Google Home smart speakers and the Google Assistant virtual assistant have been caught eavesdropping without permission — capturing and recording highly personal audio of domestic violence, confidential business calls — and even some users asking their smart speakers to play porn on their connected mobile devices.
In a Wednesday report, Dutch news outlet VRT NWS said it obtained more than one thousand recordings from a Dutch subcontractor who was hired as a “language reviewer” to transcribe recorded audio collected by Google Home and Google Assistant, and help Google better understand the accents used in the language. Out of those one thousand recordings, 153 of the conversations should never have been recorded, as the wake-up command “OK Google” was clearly not given, the report said.
“VRT NWS was able to listen to more than a thousand excerpts recorded via Google Assistant,” according to the report. “In these recordings we could clearly hear addresses and other sensitive information. This made it easy for us to find the people involved and confront them with the audio recordings.”
Google for its part on Thursday acknowledged that VRT NWS had obtained authentic recordings, but argued that its language experts only review around 0.2 percent of all audio snippets.
“As part of our work to develop speech technology for more languages, we partner with language experts around the world who understand the nuances and accents of a specific language,” according to David Monsees, product manager at Google Search. “These language experts review and transcribe a small set of queries to help us better understand those languages. This is a critical part of the process of building speech technology, and is necessary to creating products like the Google Assistant.”
Google did acknowledge that some audio may be recorded by Google Home or Google Assistant without the wake-up word being said, due to error.
“Rarely, devices that have the Google Assistant built in may experience what we call a ‘false accept,'” said Monsees. “This means that there was some noise or words in the background that our software interpreted to be the hotword (like ‘OK Google’). We have a number of protections in place to prevent false accepts from occurring in your home.”
Google also argued that audio snippets are not associated with user accounts in the review process. Despite that, VRT NWS said, “it doesn’t take a rocket scientist to recover someone’s identity; you simply have to listen carefully to what is being said.”
While the incident shows that audio is being collected when users expect the devices to be dormant, it also highlights concerns around third-party security and Google’s data retention and sharing policies, given that a subcontractor leaked these recordings to a news outlet.

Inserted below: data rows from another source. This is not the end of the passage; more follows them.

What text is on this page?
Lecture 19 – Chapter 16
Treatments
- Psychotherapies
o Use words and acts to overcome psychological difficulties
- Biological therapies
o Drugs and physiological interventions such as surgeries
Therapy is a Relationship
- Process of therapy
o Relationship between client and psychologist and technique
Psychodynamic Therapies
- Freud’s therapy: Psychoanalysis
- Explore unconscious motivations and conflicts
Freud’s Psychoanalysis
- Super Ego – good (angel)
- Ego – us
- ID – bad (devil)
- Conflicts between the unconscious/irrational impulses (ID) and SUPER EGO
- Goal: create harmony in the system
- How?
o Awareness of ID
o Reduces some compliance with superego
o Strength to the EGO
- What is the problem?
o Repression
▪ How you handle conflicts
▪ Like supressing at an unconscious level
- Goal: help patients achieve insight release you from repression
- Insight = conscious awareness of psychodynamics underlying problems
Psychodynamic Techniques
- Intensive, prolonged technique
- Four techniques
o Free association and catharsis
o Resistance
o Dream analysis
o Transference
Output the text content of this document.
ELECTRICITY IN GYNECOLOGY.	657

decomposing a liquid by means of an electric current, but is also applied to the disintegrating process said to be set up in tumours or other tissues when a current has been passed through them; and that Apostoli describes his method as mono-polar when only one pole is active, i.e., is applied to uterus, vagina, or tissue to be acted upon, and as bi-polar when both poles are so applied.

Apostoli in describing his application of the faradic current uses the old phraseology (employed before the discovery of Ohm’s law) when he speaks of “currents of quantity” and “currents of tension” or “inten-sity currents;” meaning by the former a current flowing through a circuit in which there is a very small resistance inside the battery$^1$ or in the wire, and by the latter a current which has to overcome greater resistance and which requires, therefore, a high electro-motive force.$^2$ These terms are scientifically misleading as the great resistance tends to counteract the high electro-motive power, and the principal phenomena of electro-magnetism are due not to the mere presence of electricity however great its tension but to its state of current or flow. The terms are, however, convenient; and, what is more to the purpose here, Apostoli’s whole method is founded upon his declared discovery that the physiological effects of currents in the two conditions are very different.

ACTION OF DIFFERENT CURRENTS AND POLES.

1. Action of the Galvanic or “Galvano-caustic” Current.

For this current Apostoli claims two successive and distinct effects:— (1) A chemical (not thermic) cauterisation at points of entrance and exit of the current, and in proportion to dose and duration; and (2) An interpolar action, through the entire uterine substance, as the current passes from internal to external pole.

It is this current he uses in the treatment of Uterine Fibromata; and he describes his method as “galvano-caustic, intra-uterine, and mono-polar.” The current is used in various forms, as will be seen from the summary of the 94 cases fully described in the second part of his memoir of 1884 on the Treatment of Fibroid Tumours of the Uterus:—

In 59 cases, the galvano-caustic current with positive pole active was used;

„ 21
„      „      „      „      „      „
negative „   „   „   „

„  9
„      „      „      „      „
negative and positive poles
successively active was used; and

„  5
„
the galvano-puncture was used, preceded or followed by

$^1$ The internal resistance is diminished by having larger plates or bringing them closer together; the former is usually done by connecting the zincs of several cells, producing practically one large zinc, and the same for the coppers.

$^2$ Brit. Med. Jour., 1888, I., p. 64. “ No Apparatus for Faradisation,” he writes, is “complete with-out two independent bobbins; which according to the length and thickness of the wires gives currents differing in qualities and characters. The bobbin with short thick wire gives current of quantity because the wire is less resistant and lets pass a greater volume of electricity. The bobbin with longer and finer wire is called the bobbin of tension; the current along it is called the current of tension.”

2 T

Monsees said that said subcontractor is currently under investigation.
“We just learned that one of these language reviewers has violated our data security policies by leaking confidential Dutch audio data,” he said. “Our security and privacy response teams have been activated on this issue, are investigating, and we will take action. We are conducting a full review of our safeguards in this space to prevent misconduct like this from happening again.”
Voice Assistant Data Privacy?
The incident comes as voice assistants such as Amazon Alexa and Google Home are coming under increased scrutiny about how much data is being collected, what that data is, how long it’s being retained and who accesses it.
In April, Amazon was thrust into the spotlight for a similar reason, after a report revealed the company employs thousands of auditors to listen to Echo users’ voice recordings. The report found that Amazon reviewers sift through up to 1,000 Alexa audio clips per shift – listening in on everything from mundane conversations to people singing in the shower, and even recordings that are upsetting and potentially criminal, like a child screaming for help or a sexual assault.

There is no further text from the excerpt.